The Bombay police have arrested some well-known individuals on the charge of supplying incendiary articles for use in recent communal riots in the city. It is not for us to say whether the evidence in the possession of the authorities can stand scrutiny in a court of law, if and when the cases come up for hearing. Some of the arrested persons have in the past been charged with being smug­glers. This again is not an issue on which we can or wish to pronounce. But we would wish to draw attention to the larger problem which no one interested in the survival of the Indian state can any longer ignore. Smuggling into and out of the country has on all accounts assumed such dangerous proportions as to threaten not only a number of industries but also the nation’s social and political fabric. It is widely believed that smuggling equals India’s official trade. The profits can easily be imagined. They run into hundreds of crores of rupees. So the capacity of smugglers, even relatively small ones, to bribe politicians and ad­ministrators is obvious. This capacity is fully utilized. The psychology of criminals is different from that of business­men, however keen they might be to buy their way into corridors of power. The former tend to be far more “ge­nerous” than the latter, as has been established by any number of investigations in the West.

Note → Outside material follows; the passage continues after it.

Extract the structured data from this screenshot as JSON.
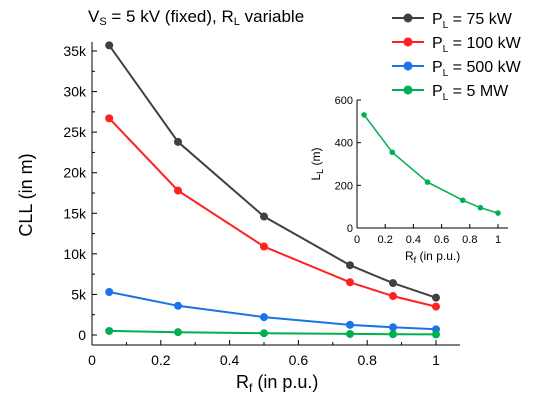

The kind of evidence that can stand scrutiny in a court of law of the connection between smugglers on the one hand and officials of various kinds and politicians of different hues on the other is naturally thin. Such evidence is hard to get and our investigating agencies have neither been sufficiently enthusiastic nor sufficiently efficient. Perhaps they have been hampered in their work by officials and politicians well disposed towards smugglers. But it cannot be seriously contested that among the economic crimes, smuggling has had the most deleterious effect in certain states such as Maharashtra, Gujarat, Tamil Nadu, Punjab, Bihar and Bengal. Punjab, as we pointed out some months back, was converted into a smugglers’ paradise long before it was sought to be converted into a human slaugh­ter house by Akali extremists. Finally even the govern­ment has woken up to the fact that smugglers provided the means for the purchase of weapons abroad by the ex­tremists and channel for their transfer to Amritsar and other important centres of extremist activity. Similar ele­ments are said to have been active in the recent communal disturbances in Bombay. Having collected substantial sums, some of the criminals too crave for “social acceptance and respectability” and one of the means they are known to adopt is to espouse extremist communal causes. Punjab and Bombay provide the illustrations regardless of whether or not specific charges against specific individuals are true. The position cannot be different in other parts of the country.